Papst fordert Einhaltung der Genfer Flüchtlingskonvention
Schutzsuchende sind kein Randthema, macht der Papst deutlich. Leo XIV. drängt auf die Achtung der Genfer Flüchtlingskonvention. Seine Mahnung richtet sich an die Politik.
Vatikanstadt (KNA) Papst Leo XIV. drängt auf Einhaltung der Genfer Flüchtlingskonvention. Die Vereinten Nationen hätten das Regelwerk vor 75 Jahren verabschiedet, "um Menschen zu schützen, die verfolgt werden und gezwungen sind, ihr Land, ihre Heimat und ihre Familie zu verlassen", erinnerte er auf dem Petersplatz.

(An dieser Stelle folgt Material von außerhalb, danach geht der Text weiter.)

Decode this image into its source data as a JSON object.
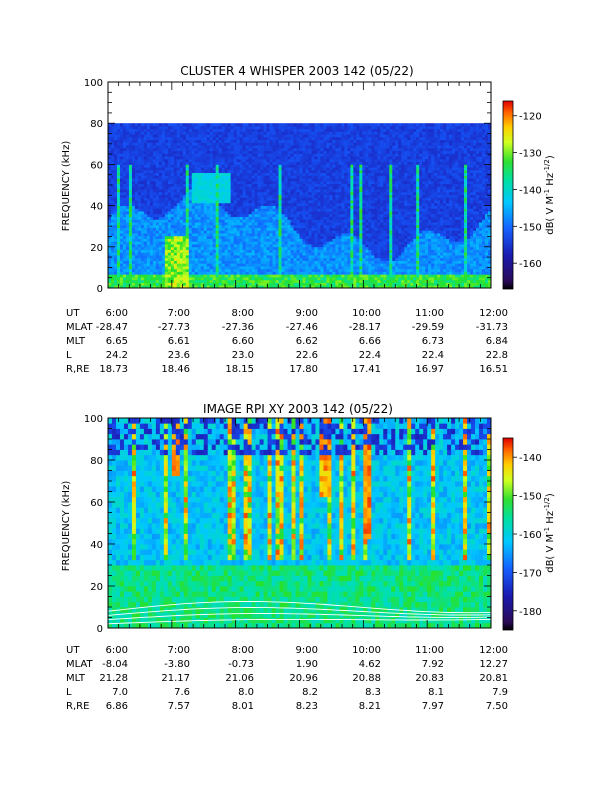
{
  "chart_data": [
    {
      "type": "heatmap",
      "title": "CLUSTER 4 WHISPER 2003 142 (05/22)",
      "ylabel": "FREQUENCY (kHz)",
      "yticks": [
        "0",
        "20",
        "40",
        "60",
        "80",
        "100"
      ],
      "ylim": [
        0,
        100
      ],
      "xlim_hours": [
        6,
        12
      ],
      "data_max_khz": 80,
      "colorbar": {
        "label": "dB( V M⁻¹ Hz⁻¹ᐟ²)",
        "label_main": "dB( V M",
        "label_sup1": "-1",
        "label_mid": " Hz",
        "label_sup2": "-1/2",
        "label_end": ")",
        "ticks": [
          "-120",
          "-130",
          "-140",
          "-150",
          "-160"
        ],
        "tick_values": [
          -120,
          -130,
          -140,
          -150,
          -160
        ],
        "range": [
          -167,
          -116
        ]
      },
      "ephemeris": {
        "row_labels": [
          "UT",
          "MLAT",
          "MLT",
          "L",
          "R,RE"
        ],
        "columns": [
          [
            "6:00",
            "7:00",
            "8:00",
            "9:00",
            "10:00",
            "11:00",
            "12:00"
          ],
          [
            "-28.47",
            "-27.73",
            "-27.36",
            "-27.46",
            "-28.17",
            "-29.59",
            "-31.73"
          ],
          [
            "6.65",
            "6.61",
            "6.60",
            "6.62",
            "6.66",
            "6.73",
            "6.84"
          ],
          [
            "24.2",
            "23.6",
            "23.0",
            "22.6",
            "22.4",
            "22.4",
            "22.8"
          ],
          [
            "18.73",
            "18.46",
            "18.15",
            "17.80",
            "17.41",
            "16.97",
            "16.51"
          ]
        ]
      }
    },
    {
      "type": "heatmap",
      "title": "IMAGE RPI XY 2003 142 (05/22)",
      "ylabel": "FREQUENCY (kHz)",
      "yticks": [
        "0",
        "20",
        "40",
        "60",
        "80",
        "100"
      ],
      "ylim": [
        0,
        100
      ],
      "xlim_hours": [
        6,
        12
      ],
      "data_max_khz": 100,
      "colorbar": {
        "label": "dB( V M⁻¹ Hz⁻¹ᐟ²)",
        "label_main": "dB( V M",
        "label_sup1": "-1",
        "label_mid": " Hz",
        "label_sup2": "-1/2",
        "label_end": ")",
        "ticks": [
          "-140",
          "-150",
          "-160",
          "-170",
          "-180"
        ],
        "tick_values": [
          -140,
          -150,
          -160,
          -170,
          -180
        ],
        "range": [
          -185,
          -135
        ]
      },
      "ephemeris": {
        "row_labels": [
          "UT",
          "MLAT",
          "MLT",
          "L",
          "R,RE"
        ],
        "columns": [
          [
            "6:00",
            "7:00",
            "8:00",
            "9:00",
            "10:00",
            "11:00",
            "12:00"
          ],
          [
            "-8.04",
            "-3.80",
            "-0.73",
            "1.90",
            "4.62",
            "7.92",
            "12.27"
          ],
          [
            "21.28",
            "21.17",
            "21.06",
            "20.96",
            "20.88",
            "20.83",
            "20.81"
          ],
          [
            "7.0",
            "7.6",
            "8.0",
            "8.2",
            "8.3",
            "8.1",
            "7.9"
          ],
          [
            "6.86",
            "7.57",
            "8.01",
            "8.23",
            "8.21",
            "7.97",
            "7.50"
          ]
        ]
      }
    }
  ]
}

"Ich hoffe, dass der Geist, der die Entwicklung dieses wichtigen internationalen Instruments inspirierte, auch heute noch das Gewissen der politisch Verantwortlichen der Nationen erleuchtet", so der Papst mit Blick auf den jüngst begangenen Weltflüchtlingstag. "Niemand darf diejenigen im Stich lassen, die Schutz und Sicherheit suchen." Er appelliere an alle, "Opfer von Verfolgung willkommenzuheißen, damit diese in Frieden und Würde leben und hoffnungsvoll in die Zukunft blicken können".

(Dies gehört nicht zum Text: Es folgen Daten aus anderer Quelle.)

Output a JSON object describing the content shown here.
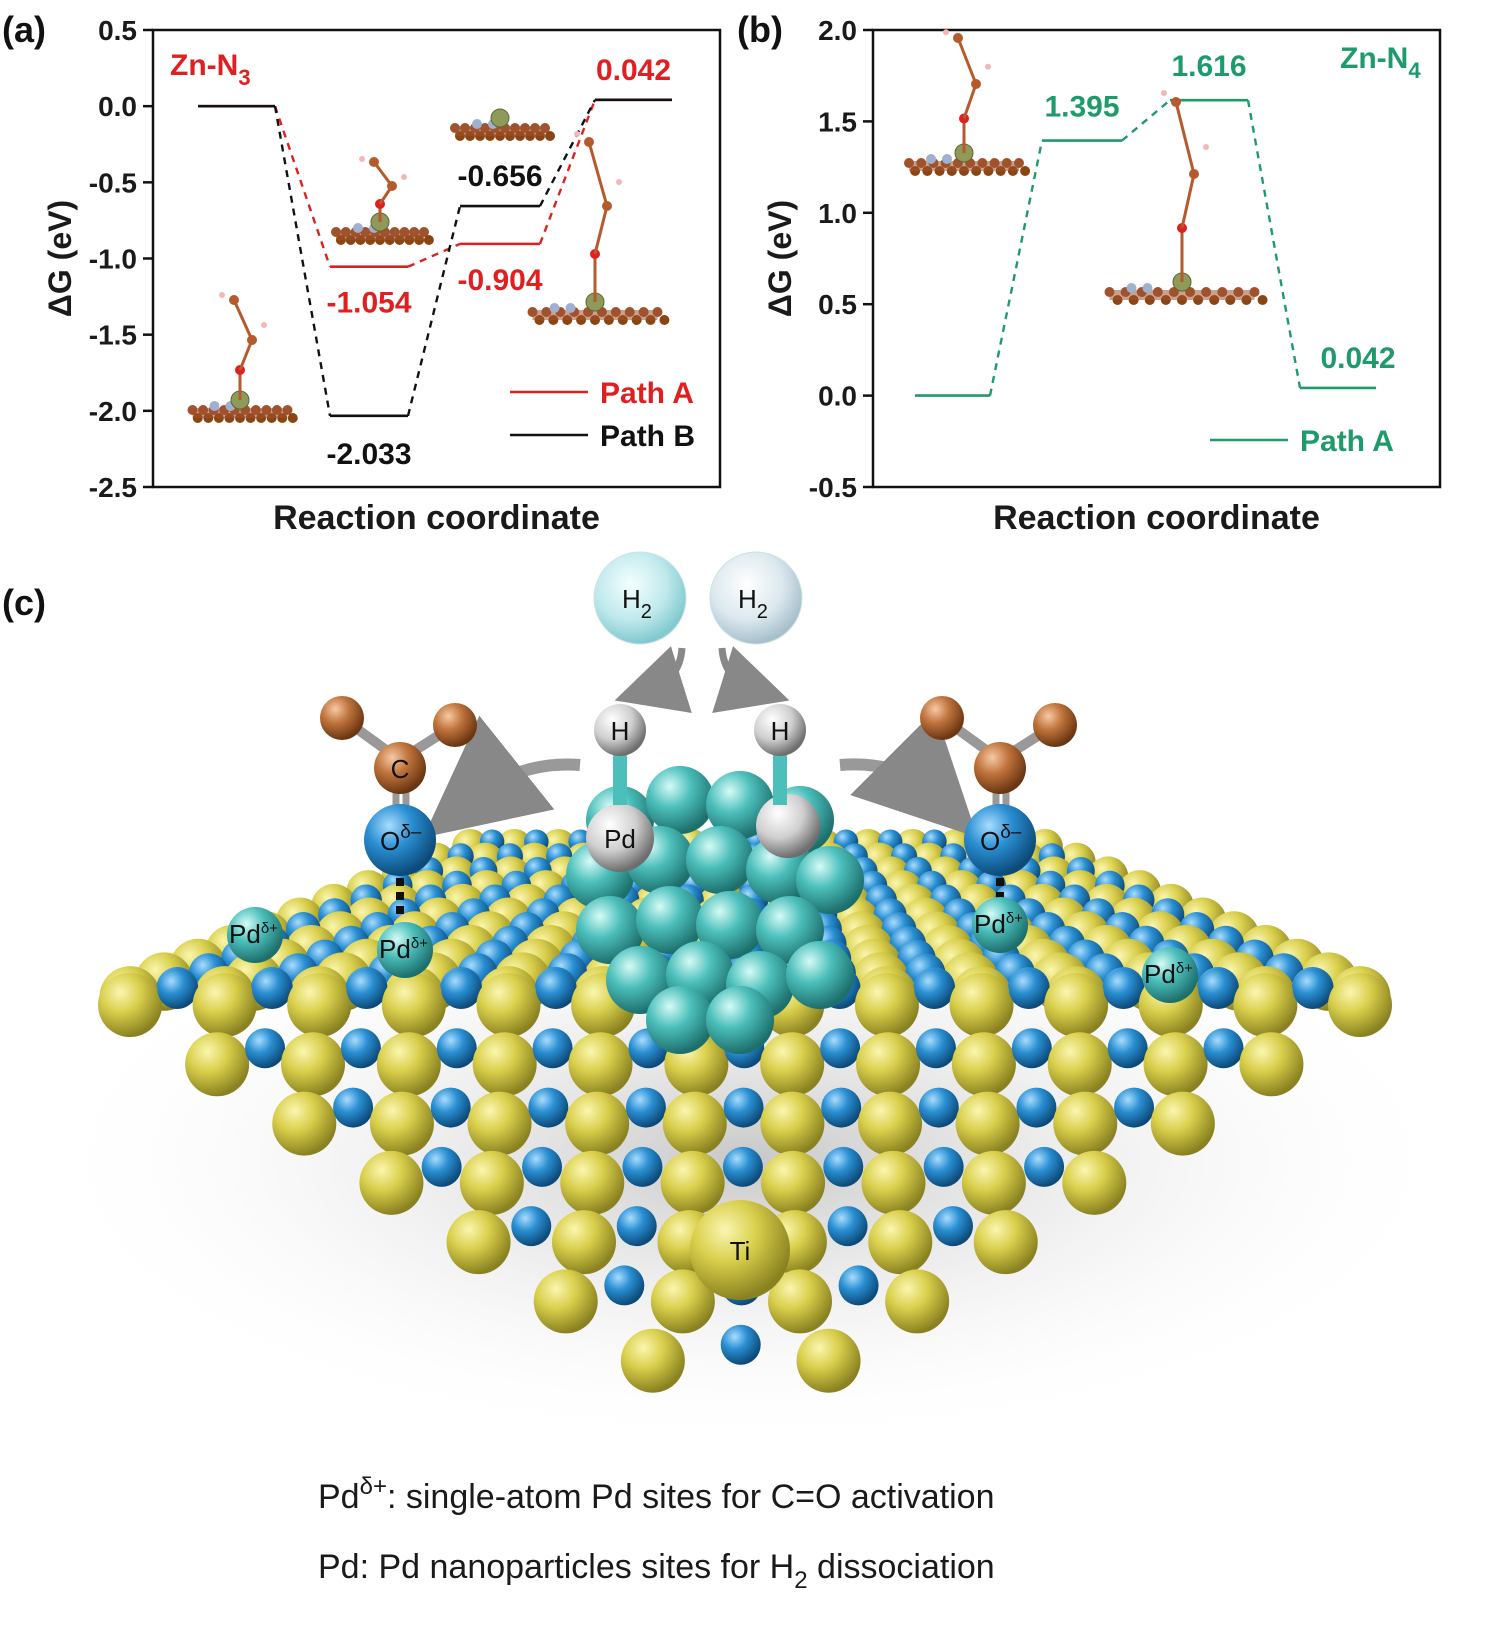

Bereits bei seinem Kurzbesuch am Samstag in Norditalien hatte er zum Einsatz für Migranten aufgerufen. Das Phänomen der Migration stelle heute eine sehr komplexe Herausforderung für die Kirche dar, sagte er in Sant'Angelo Lodigiano, Geburtsort der Schutzpatronin der Migranten. "Was könnte aktueller sein als ein missionarisches Charisma, das sich in den Dienst von Migranten stellt?", so der Papst mit Blick auf Francesca Cabrini (1850-1917), die sich um italienische Auswanderer in den USA kümmerte und 1909 auch die US-Bürgerschaft erhielt. 1946 wurde sie als erste US-Amerikanerin heiliggesprochen.